Die Kosten der Beschwerdeverfahren und die dem Angeklagten insoweit entstandenen notwendigen Auslagen trägt die Staatskasse.
Gründe
I.
Das Amtsgericht Hamburg hat den Angeklagten am 26. Mai 2015 (Az.: 249 Ds 12/15) wegen unerlaubten Handeltreibens mit Betäubungsmitteln in zwei Fällen sowie wegen versuchter gefährlicher Körperverletzung zu einer Gesamtfreiheitsstrafe von einem Jahr und drei Monaten verurteilt. Die gegen das Urteil eingelegte Berufung hat das Landgericht durch Urteil vom 13. November 2015 verworfen. Auf die Revision des Angeklagten hat der Senat das Urteil des Landgerichts am 13. November 2015 (Az.: 2 Ws 32/16) zum Teil aufgehoben und die Sache im Umfang der Aufhebung an eine andere Kleine Strafkammer des Landgerichts zurückverwiesen (Az.: 707 Ns 21/17 später dann Az.: 704 Ns 140/16).

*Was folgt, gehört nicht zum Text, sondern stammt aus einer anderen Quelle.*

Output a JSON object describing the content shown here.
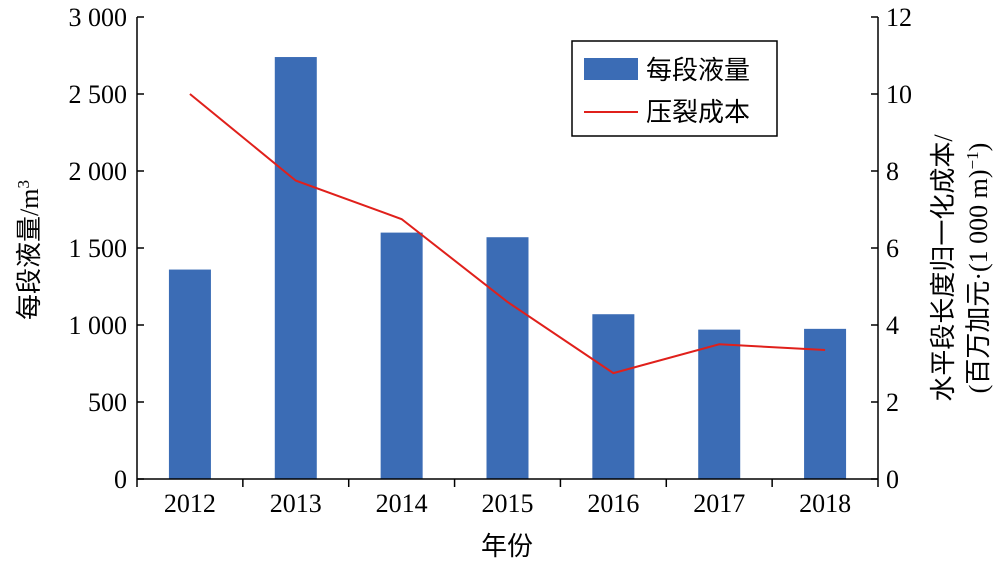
{
  "chart_data": {
    "type": "bar",
    "categories": [
      "2012",
      "2013",
      "2014",
      "2015",
      "2016",
      "2017",
      "2018"
    ],
    "xlabel": "年份",
    "ylabel_left": "每段液量/m",
    "ylabel_left_superscript": "3",
    "ylabel_right_line1": "水平段长度归一化成本/",
    "ylabel_right_line2": "(百万加元·(1 000 m)",
    "ylabel_right_line2_superscript": "−1",
    "ylabel_right_line2_end": ")",
    "ylim_left": [
      0,
      3000
    ],
    "ylim_right": [
      0,
      12
    ],
    "yticks_left": [
      "0",
      "500",
      "1 000",
      "1 500",
      "2 000",
      "2 500",
      "3 000"
    ],
    "yticks_right": [
      "0",
      "2",
      "4",
      "6",
      "8",
      "10",
      "12"
    ],
    "legend_position": "top-right",
    "series": [
      {
        "name": "每段液量",
        "type": "bar",
        "axis": "left",
        "color": "#3B6CB5",
        "values": [
          1360,
          2740,
          1600,
          1570,
          1070,
          970,
          975
        ]
      },
      {
        "name": "压裂成本",
        "type": "line",
        "axis": "right",
        "color": "#E0201B",
        "values": [
          10.0,
          7.75,
          6.75,
          4.6,
          2.75,
          3.5,
          3.35
        ]
      }
    ]
  }
}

Ferner hat das Amtsgericht Hamburg (Az.: 256 Ds 44/16) den Angeklagten am 13. Dezember 2016 wegen unerlaubten Handeltreibens mit Betäubungsmitteln zu einer unbedingten Freiheitsstrafe von sieben Monaten verurteilt. Gegen dieses Urteil haben sowohl die Staatsanwaltschaft als auch der Angeklagte durch seinen beigeordneten Verteidiger Berufung eingelegt. Die Kleine Strafkammer 4 hat das Verfahren, welches zunächst bei der Kleinen Strafkammer 7 unter dem Aktenzeichen 707 Ns 21/17 anhängig war, übernommen (Az.: 704 Ns 87/17) und sodann durch Beschluss vom 6. September 2017 zum Verfahren 704 Ns 140/16 zur gemeinsamen Verhandlung und Entscheidung verbunden, wobei das Verfahren 704 Ns 140/16 führte.

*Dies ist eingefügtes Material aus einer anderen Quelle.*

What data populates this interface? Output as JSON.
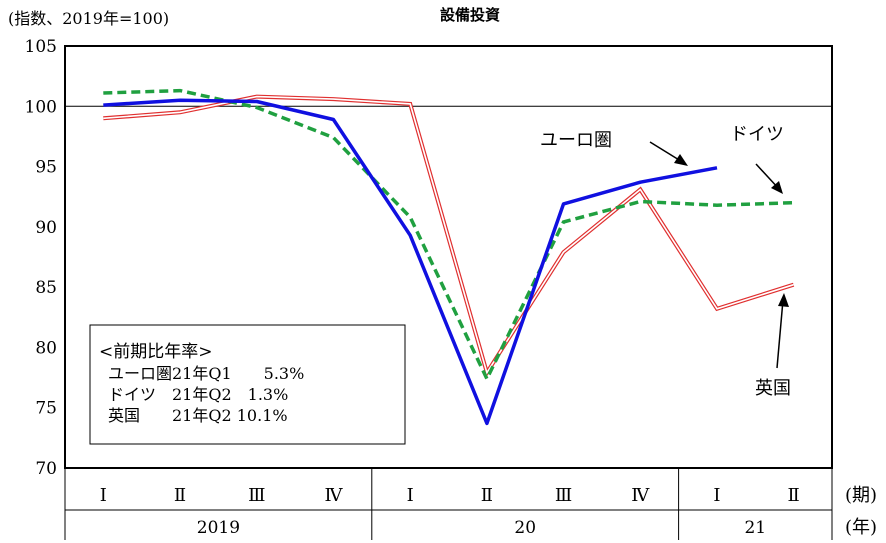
{
  "chart_data": {
    "type": "line",
    "title": "設備投資",
    "unit_label": "(指数、2019年=100)",
    "ylim": [
      70,
      105
    ],
    "yticks": [
      "105",
      "100",
      "95",
      "90",
      "85",
      "80",
      "75",
      "70"
    ],
    "reference_line": 100,
    "categories": [
      "Ⅰ",
      "Ⅱ",
      "Ⅲ",
      "Ⅳ",
      "Ⅰ",
      "Ⅱ",
      "Ⅲ",
      "Ⅳ",
      "Ⅰ",
      "Ⅱ"
    ],
    "years": [
      "2019",
      "20",
      "21"
    ],
    "x_axis_period_label": "(期)",
    "x_axis_year_label": "(年)",
    "series": [
      {
        "name": "ユーロ圏",
        "color": "#1010e0",
        "style": "solid-thick",
        "values": [
          100.1,
          100.5,
          100.4,
          98.9,
          89.3,
          73.7,
          91.9,
          93.7,
          94.9,
          null
        ]
      },
      {
        "name": "ドイツ",
        "color": "#20a040",
        "style": "dashed",
        "values": [
          101.1,
          101.3,
          99.9,
          97.4,
          90.8,
          77.4,
          90.4,
          92.1,
          91.8,
          92.0
        ]
      },
      {
        "name": "英国",
        "color": "#e03030",
        "style": "double",
        "values": [
          99.0,
          99.5,
          100.8,
          100.6,
          100.2,
          77.9,
          87.9,
          93.1,
          83.2,
          85.2
        ]
      }
    ],
    "legend_box": {
      "title": "<前期比年率>",
      "lines": [
        "ユーロ圏21年Q1　　5.3%",
        "ドイツ　21年Q2　1.3%",
        "英国　　21年Q2 10.1%"
      ]
    }
  }
}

Als Anlage zum Hauptverhandlungsprotokoll vom 27. Januar 2021 findet sich eine Erklärung des Angeklagten, wonach er seinem Verteidiger Vertretungsvollmacht im Sinn von § 329 StPO erteilt.

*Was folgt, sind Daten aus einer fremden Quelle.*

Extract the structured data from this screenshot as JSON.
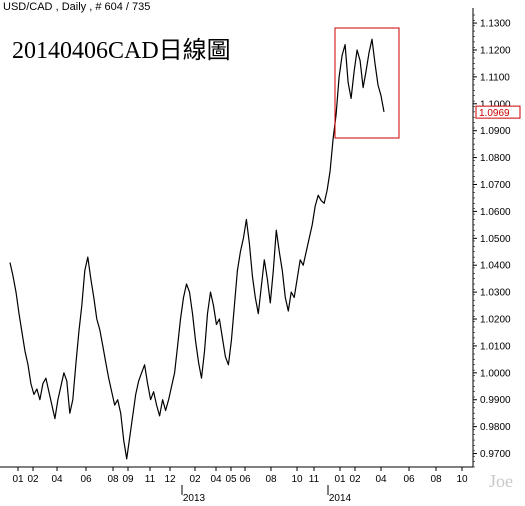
{
  "header": {
    "symbol": "USD/CAD",
    "period": "Daily",
    "bar_info": "# 604 / 735"
  },
  "overlay_title": "20140406CAD日線圖",
  "watermark": "Joe",
  "colors": {
    "background": "#ffffff",
    "price_line": "#000000",
    "axis": "#000000",
    "highlight_box": "#cc0000",
    "last_price_label": "#cc0000"
  },
  "chart_data": {
    "type": "line",
    "title": "20140406CAD日線圖",
    "xlabel": "",
    "ylabel": "",
    "ylim": [
      0.965,
      1.133
    ],
    "grid": false,
    "y_ticks": [
      0.97,
      0.98,
      0.99,
      1.0,
      1.01,
      1.02,
      1.03,
      1.04,
      1.05,
      1.06,
      1.07,
      1.08,
      1.09,
      1.1,
      1.11,
      1.12,
      1.13
    ],
    "y_tick_labels": [
      "0.9700",
      "0.9800",
      "0.9900",
      "1.0000",
      "1.0100",
      "1.0200",
      "1.0300",
      "1.0400",
      "1.0500",
      "1.0600",
      "1.0700",
      "1.0800",
      "1.0900",
      "1.1000",
      "1.1100",
      "1.1200",
      "1.1300"
    ],
    "x_month_labels": [
      "01",
      "02",
      "04",
      "06",
      "08",
      "09",
      "11",
      "12",
      "02",
      "04",
      "05",
      "06",
      "08",
      "10",
      "11",
      "01",
      "02",
      "04",
      "06",
      "08",
      "10"
    ],
    "x_year_labels": [
      "2013",
      "2014"
    ],
    "last_price": "1.0969",
    "series": [
      {
        "values": [
          1.041,
          1.036,
          1.03,
          1.022,
          1.015,
          1.008,
          1.003,
          0.996,
          0.992,
          0.994,
          0.99,
          0.996,
          0.998,
          0.993,
          0.988,
          0.983,
          0.99,
          0.995,
          1.0,
          0.997,
          0.985,
          0.99,
          1.003,
          1.015,
          1.025,
          1.038,
          1.043,
          1.035,
          1.028,
          1.02,
          1.016,
          1.01,
          1.004,
          0.998,
          0.993,
          0.988,
          0.99,
          0.985,
          0.975,
          0.968,
          0.976,
          0.984,
          0.992,
          0.997,
          1.0,
          1.003,
          0.996,
          0.99,
          0.993,
          0.988,
          0.984,
          0.99,
          0.986,
          0.99,
          0.995,
          1.0,
          1.01,
          1.02,
          1.028,
          1.033,
          1.03,
          1.022,
          1.012,
          1.004,
          0.998,
          1.008,
          1.022,
          1.03,
          1.025,
          1.018,
          1.02,
          1.013,
          1.006,
          1.003,
          1.012,
          1.025,
          1.038,
          1.045,
          1.05,
          1.057,
          1.048,
          1.036,
          1.028,
          1.022,
          1.032,
          1.042,
          1.035,
          1.026,
          1.038,
          1.053,
          1.045,
          1.038,
          1.028,
          1.023,
          1.03,
          1.028,
          1.035,
          1.042,
          1.04,
          1.045,
          1.05,
          1.055,
          1.062,
          1.066,
          1.064,
          1.063,
          1.068,
          1.075,
          1.087,
          1.096,
          1.11,
          1.118,
          1.122,
          1.108,
          1.102,
          1.112,
          1.12,
          1.116,
          1.106,
          1.112,
          1.119,
          1.124,
          1.115,
          1.107,
          1.103,
          1.097
        ]
      }
    ]
  }
}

Zu dem auf den 7. Mai 2021 anberaumten Hauptverhandlungstermin ist nur der Verteidiger, nicht aber der Angeklagte, dessen Ladung an den Verteidiger zugestellt worden ist, erschienen. Daraufhin hat die Vorsitzende die Hauptverhandlung unterbrochen, einen Fortsetzungstermin auf den 25. Mai 2021 anberaumt und die anwesenden Prozessbeteiligten vor dem Protokoll geladen. Mit Beschluss vom 12. Mai 2021 hat sie das persönliche Erscheinen des Angeklagten angeordnet und verfügt, den Angeklagten über seinen Verteidiger unter Beifügung des Beschlusses vom 12. Mai 2021 zu laden. Tatsächlich erfolgte die Zustellung an eine nicht mehr aktuelle Adresse des Angeklagten, wo die Ladung nicht zugestellt werden konnte. Am 25. Mai 2021 hat die Vorsitzende daher einen Fortsetzungstermin auf den 27. Mai 2021 anberaumt und die Prozessbeteiligten erneut vor dem Protokoll geladen und die sich wohl im Rücklauf befindliche Ladung für den 25. Mai 2021 nebst Beschluss vom 12. Mai 2021 dem Verteidiger mit dem Hinweis überreicht, dass die Ladung für den neuen, auf den 27. Mai 2021 anberaumten, Termin gelte.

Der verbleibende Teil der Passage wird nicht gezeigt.